Net revenue

Mensa Brands achieves net income of Rs 1,500 cr in first 12 months of operation

Mensa Brands, led by Ananth Narayanan, a start-up that owns and operates an umbrella of direct-to-consumer (D2C) brands, had a net income of Rs 1,500 crore in the last 12 months of operation ending May 2022.

Mensa Brands Founder and CEO Narayanan, who is also the former CEO of Myntra and Medlife, told FE that the company now aims to double its net sales to Rs 3,000 crore in the next 12 months. .

Mensa embarked on its journey in May 2021 with the intention of partnering with and investing in digitally-driven brands in fashion and apparel, home and garden, beauty and personal care and food, and to make them evolve exponentially. The start-up works closely with the founding teams to accelerate growth in markets, through brand websites and global platforms using a combination of initiatives across product, pricing, marketing , distribution and brand building with a technology platform at its heart.

To date, the company has acquired 20 fashion, beauty and lifestyle brands, and Mensa says the majority of these have grown by 80% over the past 12 months in terms of revenues since their integration with Mensa. Additionally, Mensa also claims to be profitable although the companies have not shared detailed financial data.

Mensa Brands typically acquires a majority stake in these D2C brands, giving it direct control over operations, expansion, and strategy. The turnover achieved by these companies over the past 12 months is recorded as Mensa’s turnover in its books.

“The revenue we recorded for the 20 brands over the past year was Rs 1,500 crore, which is the net revenue reported by each of them. We plan to acquire another 20 brands next year, potentially doubling our overall revenue,” Narayanan said in an interview with FE.

The startup emulates a business model similar to that of US-based Thrasio, which acquires and operates around 100 independent Amazon sellers and direct-to-consumer (D2C) brands. Thrasio is now valued at $10 billion and also reported a profit of $100 million on revenue of $500 million in fiscal 2020. The US-based company is said to have been eyeing the Indian market though. that it has not yet finalized its expansion plans.

Narayanan said that Mensa Brands only acquires already profitable brands with revenues above Rs 20 crore and above and average order value (AOV) ranging from Rs 600 to Rs 6,000. The company also has internal benchmarks that seek customer reviews and ratings of the product, as well as other important metrics such as repeat purchase value and user lifetime value (LTV) prior to acquisition.

“Most of the brands we acquire have top-notch sourcing quality and design and when we integrate they typically have revenue capping at Rs 20-40 crore per annum. We typically try to triple their revenue in just six to nine months after acquisition,” Narayanan added.

Of the Rs 1,500 crore revenue reported by all brands currently managed by Mensa, about 10% comes from offline sales channels. Additionally, more than half of Mensa’s brands are available outside India in the US, Canada, UK, Germany, Singapore and UAE, contributing 20% ​​of revenue, according to Narayanan.

He also added that currently, Mensa only focuses on the three verticals mentioned earlier, but may expand into new categories depending on market dynamics. “The fashion, beauty and lifestyle categories together represent $120 billion in market size in India with gross margins of over 60% and we will be focusing on these segments in the near term. We can be interested in big categories like consumer electronics, but we will never enter the mobile phone market,” Narayanan said.

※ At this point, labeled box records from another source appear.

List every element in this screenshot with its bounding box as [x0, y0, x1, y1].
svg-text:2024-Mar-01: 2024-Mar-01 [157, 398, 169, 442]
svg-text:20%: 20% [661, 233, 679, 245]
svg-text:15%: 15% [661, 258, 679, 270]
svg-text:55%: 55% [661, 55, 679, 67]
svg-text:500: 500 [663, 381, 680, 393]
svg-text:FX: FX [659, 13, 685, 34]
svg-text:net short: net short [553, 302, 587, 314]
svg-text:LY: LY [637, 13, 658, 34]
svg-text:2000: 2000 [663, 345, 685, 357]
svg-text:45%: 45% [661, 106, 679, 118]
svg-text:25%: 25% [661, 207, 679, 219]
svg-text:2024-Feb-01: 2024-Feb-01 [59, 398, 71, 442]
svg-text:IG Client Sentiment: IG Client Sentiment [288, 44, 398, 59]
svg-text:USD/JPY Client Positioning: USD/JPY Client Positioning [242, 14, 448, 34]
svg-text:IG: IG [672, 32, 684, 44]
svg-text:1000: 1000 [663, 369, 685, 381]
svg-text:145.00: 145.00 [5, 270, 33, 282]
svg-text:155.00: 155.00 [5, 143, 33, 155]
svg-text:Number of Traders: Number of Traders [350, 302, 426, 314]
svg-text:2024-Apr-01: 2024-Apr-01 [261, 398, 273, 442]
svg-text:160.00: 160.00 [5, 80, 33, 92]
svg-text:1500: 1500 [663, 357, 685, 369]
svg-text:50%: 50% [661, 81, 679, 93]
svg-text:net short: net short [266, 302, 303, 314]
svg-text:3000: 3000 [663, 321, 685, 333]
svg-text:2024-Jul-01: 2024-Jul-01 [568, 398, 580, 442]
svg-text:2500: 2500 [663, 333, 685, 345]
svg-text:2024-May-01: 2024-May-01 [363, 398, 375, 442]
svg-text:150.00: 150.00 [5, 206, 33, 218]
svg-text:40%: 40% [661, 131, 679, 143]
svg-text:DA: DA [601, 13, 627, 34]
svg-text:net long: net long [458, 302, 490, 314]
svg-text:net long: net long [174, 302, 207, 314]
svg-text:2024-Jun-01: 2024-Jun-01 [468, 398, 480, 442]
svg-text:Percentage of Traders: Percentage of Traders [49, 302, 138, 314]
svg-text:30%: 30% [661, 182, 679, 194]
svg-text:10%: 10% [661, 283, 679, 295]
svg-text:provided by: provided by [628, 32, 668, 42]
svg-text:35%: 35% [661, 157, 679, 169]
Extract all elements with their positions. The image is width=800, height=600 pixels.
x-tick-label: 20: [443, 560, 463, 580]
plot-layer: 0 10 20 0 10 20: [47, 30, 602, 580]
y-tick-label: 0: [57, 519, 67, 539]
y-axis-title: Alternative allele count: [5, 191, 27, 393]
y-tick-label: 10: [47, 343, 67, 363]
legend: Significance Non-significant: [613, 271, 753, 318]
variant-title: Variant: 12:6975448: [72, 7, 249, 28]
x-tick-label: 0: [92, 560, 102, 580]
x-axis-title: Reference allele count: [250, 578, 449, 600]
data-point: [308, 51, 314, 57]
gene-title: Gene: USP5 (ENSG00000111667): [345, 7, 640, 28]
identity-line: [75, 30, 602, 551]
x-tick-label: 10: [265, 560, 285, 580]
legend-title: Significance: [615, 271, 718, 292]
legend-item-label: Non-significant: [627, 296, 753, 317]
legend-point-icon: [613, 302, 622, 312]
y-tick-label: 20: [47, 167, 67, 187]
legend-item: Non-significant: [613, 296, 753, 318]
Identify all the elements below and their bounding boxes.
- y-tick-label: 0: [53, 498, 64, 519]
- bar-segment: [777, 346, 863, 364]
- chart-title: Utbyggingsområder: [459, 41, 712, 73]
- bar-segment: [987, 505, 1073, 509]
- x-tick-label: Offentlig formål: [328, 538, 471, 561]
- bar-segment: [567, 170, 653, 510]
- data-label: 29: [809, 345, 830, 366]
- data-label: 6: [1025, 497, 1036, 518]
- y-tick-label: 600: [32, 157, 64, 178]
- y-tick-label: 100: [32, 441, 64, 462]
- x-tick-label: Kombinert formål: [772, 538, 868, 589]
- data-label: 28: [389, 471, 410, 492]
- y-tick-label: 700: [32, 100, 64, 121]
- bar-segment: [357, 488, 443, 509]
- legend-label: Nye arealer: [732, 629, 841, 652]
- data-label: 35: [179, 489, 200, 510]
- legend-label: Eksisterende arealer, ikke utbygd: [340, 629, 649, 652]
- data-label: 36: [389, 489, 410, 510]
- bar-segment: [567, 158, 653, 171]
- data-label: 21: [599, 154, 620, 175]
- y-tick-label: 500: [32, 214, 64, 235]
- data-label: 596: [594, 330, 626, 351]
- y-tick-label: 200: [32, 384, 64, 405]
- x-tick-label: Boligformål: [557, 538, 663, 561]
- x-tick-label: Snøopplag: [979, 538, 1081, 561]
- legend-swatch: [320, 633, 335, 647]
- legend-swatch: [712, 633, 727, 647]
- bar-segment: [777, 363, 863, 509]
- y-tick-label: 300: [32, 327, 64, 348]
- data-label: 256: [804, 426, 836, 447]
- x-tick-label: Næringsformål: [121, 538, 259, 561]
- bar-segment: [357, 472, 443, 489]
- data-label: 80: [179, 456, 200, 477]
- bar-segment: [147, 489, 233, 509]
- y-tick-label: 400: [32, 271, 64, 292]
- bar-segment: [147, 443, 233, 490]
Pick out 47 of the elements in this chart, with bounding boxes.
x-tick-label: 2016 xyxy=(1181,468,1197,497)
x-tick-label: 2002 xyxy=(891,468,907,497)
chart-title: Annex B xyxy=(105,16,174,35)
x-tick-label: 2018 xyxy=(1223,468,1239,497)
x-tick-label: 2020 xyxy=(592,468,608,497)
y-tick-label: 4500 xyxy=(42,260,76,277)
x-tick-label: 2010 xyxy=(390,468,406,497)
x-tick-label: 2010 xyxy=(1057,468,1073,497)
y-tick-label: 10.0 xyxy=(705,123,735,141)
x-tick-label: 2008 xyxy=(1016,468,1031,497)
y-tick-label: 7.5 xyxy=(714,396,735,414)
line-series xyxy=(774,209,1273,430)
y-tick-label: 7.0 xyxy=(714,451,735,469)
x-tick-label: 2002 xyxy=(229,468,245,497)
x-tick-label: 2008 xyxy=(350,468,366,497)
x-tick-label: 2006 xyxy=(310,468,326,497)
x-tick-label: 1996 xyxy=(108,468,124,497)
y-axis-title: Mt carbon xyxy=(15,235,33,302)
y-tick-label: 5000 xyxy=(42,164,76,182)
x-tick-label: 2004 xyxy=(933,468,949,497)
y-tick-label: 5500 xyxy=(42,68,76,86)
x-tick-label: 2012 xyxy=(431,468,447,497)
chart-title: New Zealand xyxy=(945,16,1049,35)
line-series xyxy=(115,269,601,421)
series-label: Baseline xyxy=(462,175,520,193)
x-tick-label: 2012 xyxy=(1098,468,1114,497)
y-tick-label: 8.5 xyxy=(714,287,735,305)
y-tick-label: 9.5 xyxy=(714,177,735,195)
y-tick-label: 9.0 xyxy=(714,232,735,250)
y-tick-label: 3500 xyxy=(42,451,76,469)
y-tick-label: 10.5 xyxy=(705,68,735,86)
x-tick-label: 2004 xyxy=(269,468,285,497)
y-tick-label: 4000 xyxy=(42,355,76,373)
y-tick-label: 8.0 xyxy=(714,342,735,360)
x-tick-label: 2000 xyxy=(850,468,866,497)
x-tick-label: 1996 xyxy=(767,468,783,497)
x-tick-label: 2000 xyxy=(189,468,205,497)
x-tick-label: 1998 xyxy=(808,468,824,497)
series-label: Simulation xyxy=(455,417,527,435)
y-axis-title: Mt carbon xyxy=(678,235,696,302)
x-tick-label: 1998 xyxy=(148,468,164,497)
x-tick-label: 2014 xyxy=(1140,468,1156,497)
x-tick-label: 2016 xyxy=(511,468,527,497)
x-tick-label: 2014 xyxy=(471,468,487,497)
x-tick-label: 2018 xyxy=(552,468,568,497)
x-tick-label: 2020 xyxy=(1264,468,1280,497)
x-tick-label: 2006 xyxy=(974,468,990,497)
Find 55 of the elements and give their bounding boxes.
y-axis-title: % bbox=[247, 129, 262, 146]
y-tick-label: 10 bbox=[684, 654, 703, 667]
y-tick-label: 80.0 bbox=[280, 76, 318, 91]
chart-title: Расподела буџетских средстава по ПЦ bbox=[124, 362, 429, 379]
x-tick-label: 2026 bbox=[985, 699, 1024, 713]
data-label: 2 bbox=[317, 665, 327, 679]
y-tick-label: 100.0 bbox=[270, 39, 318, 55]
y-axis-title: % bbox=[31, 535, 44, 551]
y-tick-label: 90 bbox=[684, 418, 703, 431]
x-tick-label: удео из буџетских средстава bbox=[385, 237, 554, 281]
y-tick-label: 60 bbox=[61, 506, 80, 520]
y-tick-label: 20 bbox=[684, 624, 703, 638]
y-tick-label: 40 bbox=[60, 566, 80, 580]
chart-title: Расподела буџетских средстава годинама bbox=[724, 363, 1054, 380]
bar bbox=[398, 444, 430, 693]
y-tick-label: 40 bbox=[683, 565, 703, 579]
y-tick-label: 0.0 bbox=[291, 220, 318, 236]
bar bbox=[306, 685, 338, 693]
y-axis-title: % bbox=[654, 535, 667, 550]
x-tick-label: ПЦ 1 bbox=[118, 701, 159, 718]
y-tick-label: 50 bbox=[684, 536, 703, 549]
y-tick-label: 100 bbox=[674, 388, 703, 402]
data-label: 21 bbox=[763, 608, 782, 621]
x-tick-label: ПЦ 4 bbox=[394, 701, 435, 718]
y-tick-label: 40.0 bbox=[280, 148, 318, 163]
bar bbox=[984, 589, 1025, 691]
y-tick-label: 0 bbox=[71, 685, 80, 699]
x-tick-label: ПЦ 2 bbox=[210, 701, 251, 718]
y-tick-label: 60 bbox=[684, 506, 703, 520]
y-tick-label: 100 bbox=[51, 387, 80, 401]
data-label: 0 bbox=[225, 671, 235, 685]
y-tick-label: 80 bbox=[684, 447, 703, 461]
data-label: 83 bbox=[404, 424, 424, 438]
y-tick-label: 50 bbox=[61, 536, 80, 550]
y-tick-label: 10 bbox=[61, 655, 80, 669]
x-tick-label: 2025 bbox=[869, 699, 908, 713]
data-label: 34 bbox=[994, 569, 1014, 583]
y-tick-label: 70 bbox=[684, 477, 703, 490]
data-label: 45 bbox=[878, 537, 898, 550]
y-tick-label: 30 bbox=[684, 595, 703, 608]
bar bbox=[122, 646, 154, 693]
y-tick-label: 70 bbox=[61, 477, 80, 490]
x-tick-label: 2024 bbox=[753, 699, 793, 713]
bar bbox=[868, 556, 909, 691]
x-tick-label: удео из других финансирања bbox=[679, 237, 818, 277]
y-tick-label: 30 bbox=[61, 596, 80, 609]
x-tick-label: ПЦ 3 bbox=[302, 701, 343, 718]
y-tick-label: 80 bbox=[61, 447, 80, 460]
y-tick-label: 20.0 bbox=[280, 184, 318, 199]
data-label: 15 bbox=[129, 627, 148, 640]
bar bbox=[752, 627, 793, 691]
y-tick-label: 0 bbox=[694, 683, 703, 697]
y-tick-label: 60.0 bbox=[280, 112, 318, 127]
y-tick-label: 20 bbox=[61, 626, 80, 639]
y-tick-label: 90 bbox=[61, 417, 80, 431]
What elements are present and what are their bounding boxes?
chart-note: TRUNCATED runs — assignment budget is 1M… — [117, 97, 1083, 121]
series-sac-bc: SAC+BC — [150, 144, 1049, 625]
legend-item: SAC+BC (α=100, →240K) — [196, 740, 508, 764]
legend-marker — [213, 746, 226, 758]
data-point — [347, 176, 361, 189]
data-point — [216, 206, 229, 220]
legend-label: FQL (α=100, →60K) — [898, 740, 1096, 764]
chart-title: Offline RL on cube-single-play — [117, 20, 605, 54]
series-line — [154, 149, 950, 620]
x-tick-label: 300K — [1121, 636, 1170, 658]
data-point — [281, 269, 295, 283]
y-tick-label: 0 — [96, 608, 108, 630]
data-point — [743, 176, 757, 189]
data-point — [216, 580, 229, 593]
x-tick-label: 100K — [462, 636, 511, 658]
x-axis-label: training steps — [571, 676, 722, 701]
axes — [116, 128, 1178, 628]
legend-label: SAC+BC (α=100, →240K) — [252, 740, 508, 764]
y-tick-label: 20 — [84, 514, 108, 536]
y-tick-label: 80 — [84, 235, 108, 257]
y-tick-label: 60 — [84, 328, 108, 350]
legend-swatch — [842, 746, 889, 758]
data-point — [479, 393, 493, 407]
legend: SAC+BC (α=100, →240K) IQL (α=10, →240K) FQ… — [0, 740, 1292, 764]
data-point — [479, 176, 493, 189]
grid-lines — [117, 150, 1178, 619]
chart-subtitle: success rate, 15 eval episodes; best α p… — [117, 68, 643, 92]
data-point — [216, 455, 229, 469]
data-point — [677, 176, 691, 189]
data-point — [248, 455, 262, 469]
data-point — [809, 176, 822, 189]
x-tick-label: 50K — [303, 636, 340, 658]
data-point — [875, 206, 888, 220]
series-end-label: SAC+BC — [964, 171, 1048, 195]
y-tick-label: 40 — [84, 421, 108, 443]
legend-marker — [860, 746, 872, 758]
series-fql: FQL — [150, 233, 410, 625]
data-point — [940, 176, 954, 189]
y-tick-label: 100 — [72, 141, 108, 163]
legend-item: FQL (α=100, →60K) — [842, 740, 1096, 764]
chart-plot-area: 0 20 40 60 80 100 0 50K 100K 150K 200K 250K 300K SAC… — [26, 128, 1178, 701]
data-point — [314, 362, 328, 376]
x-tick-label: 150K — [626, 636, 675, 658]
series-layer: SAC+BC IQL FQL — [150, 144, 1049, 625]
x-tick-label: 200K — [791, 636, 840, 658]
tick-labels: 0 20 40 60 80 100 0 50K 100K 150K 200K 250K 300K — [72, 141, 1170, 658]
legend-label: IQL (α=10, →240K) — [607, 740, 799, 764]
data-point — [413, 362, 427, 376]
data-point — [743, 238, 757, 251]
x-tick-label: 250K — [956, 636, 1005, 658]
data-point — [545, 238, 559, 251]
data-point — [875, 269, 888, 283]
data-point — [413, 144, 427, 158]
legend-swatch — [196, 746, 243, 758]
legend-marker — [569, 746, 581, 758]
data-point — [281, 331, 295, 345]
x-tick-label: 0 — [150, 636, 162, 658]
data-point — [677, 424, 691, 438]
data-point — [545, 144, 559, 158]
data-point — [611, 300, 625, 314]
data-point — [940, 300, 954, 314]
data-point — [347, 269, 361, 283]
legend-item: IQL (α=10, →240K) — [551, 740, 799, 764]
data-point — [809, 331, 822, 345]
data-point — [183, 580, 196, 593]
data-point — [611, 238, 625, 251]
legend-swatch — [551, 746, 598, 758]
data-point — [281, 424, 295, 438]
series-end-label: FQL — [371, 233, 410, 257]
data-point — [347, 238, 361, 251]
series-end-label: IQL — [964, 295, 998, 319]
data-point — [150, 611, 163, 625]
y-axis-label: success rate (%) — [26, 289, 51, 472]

For example, a menswear brand named Dennis Lingo acquired by Mensa last year has already achieved 2X growth in revenue since the acquisition in October 2021. Narayanan told FE that the brand has already achieved a revenue rate of Rs 100 crore currently. This was possible thanks to the rapid expansion of digital marketing, quality control and the expansion of warehouses into new geographies, he added.

Talking about fundraising plans, Narayanan said that Mensa has not yet used up all of its capital and currently has a large amount of dry power. Mensa has raised a total of over $300 million in equity and debt since its launch last year. “We still have enough money in the bank, especially for the next 20 acquisitions next year. We are not raising capital immediately,” Narayanan said.